Mumpower, who earlier suggested the two take part in debates in all of the 15 counties that make up the 11th Congressional District—or else take part in a “vacation debate” this month while Shuler is in recess from Congress—says his opponent has not only resisted those challenges but also every single request from a handful of organizations that have requested that the two appear together.
Asked whether anything has changed since Mumpower and others began calling for debates, Shuler campaign spokesman Andrew Whalen told Xpress, “There’s nothing new on that front, and I doubt there will be.” In a follow-up phone message later in the day on Aug. 18, however, Whalen seemed to indicate debates weren’t totally out of the question, but he remained vague.
“No decisions have been made yet on any debates,” Whalen said in the follow-up. “We’re still looking at the schedule. There’s a lot of invitations that have come in. But no decision has been made as of this point. We’re still discussing it within the campaign.”
One reason Shuler may be hesitant to debate is the fact that some Washington political handicappers now say Shuler is all but assured of re-election. “But I think he’s just dodging,” says Mumpower, who adds that at this point in the campaign there is no proof, polling or otherwise, that indicates Shuler is a shoo-in, despite holding a whopping money advantage and incumbent name recognition.
“Political animals are woefully adverse to debating; leaders are willing to step forward,” Mumpower says. “I think it’s very hypocritical for this gentleman, who in the last election spoke so enthusiastically for the importance of debates, to dodge them in this election. … I think it’s obvious he’s afraid to debate.”
Noting Shuler’s money and other advantages, Mumpower says, “I’ve said from day one I am not going to buy a seat in Congress.
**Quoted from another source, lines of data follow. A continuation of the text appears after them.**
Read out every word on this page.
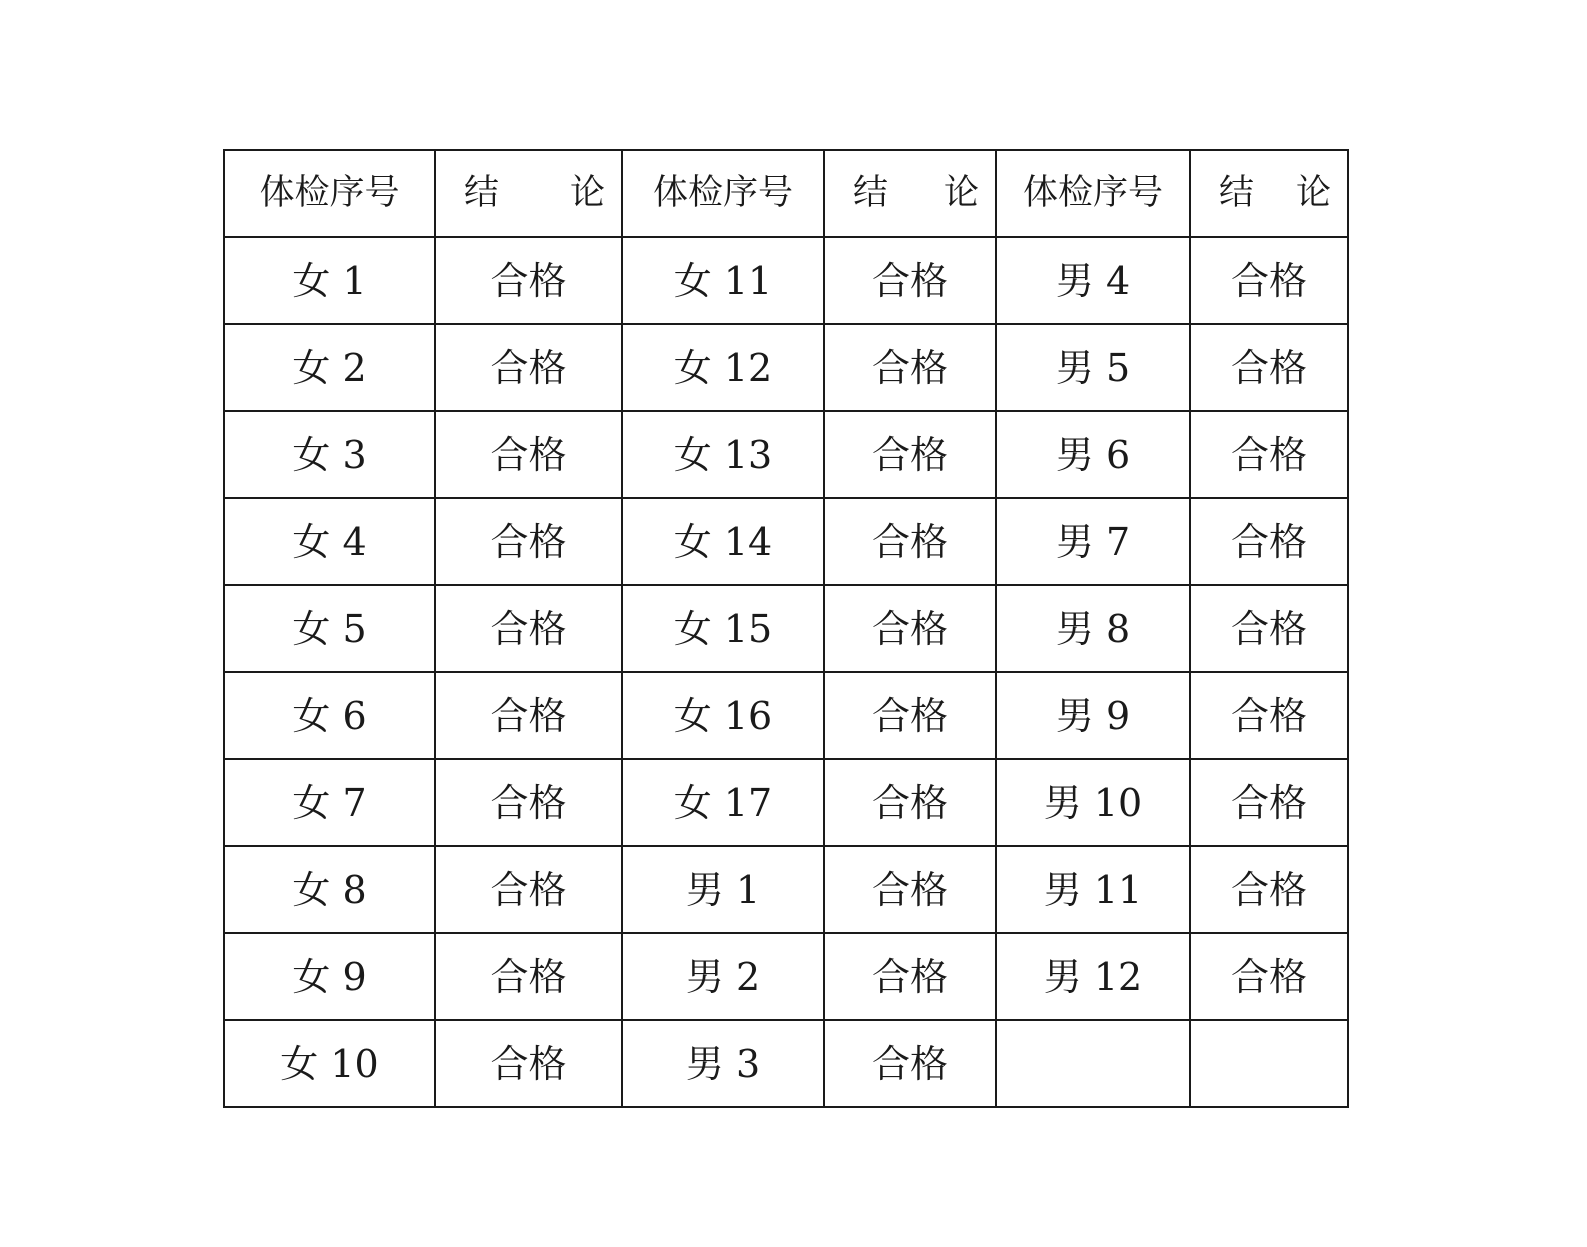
体检序号	结 论	体检序号	结 论	体检序号	结 论

女 1	合格	女 11	合格	男 4	合格
女 2	合格	女 12	合格	男 5	合格
女 3	合格	女 13	合格	男 6	合格
女 4	合格	女 14	合格	男 7	合格
女 5	合格	女 15	合格	男 8	合格
女 6	合格	女 16	合格	男 9	合格
女 7	合格	女 17	合格	男 10	合格
女 8	合格	男 1	合格	男 11	合格
女 9	合格	男 2	合格	男 12	合格
女 10	合格	男 3	合格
I’m going to run hard on the issues and getting in front of people. So debating is important [to my campaign]. But I’m going to debate Heath Shuler whether he participates or not.”
Debate or no—and money or no—Mumpower says he continues to run a vigorous grassroots campaign online and face-to-face, traversing the district on a consistent basis. Rumors of his political death in the race are greatly exaggerated, he says.
“When I suspended my campaign for four days, people jumped all over that,” he says, noting his decision to use the tactic to garner pledges from a majority of the district’s various county Republican parties to uphold a set of traditional Republican values he believes have been warped and sullied during the Bush Administration. “[People] said, ‘Game over,’ which is a bunch on nonsense,” he says. “We went from no counties to 11 counties and were back on line in four days. Those who have faith in our political experts can listen to them. I’m on my mission; I’ll let them speculate and guess as they wish. I would not be running hard if I didn’t think I had a chance of winning.”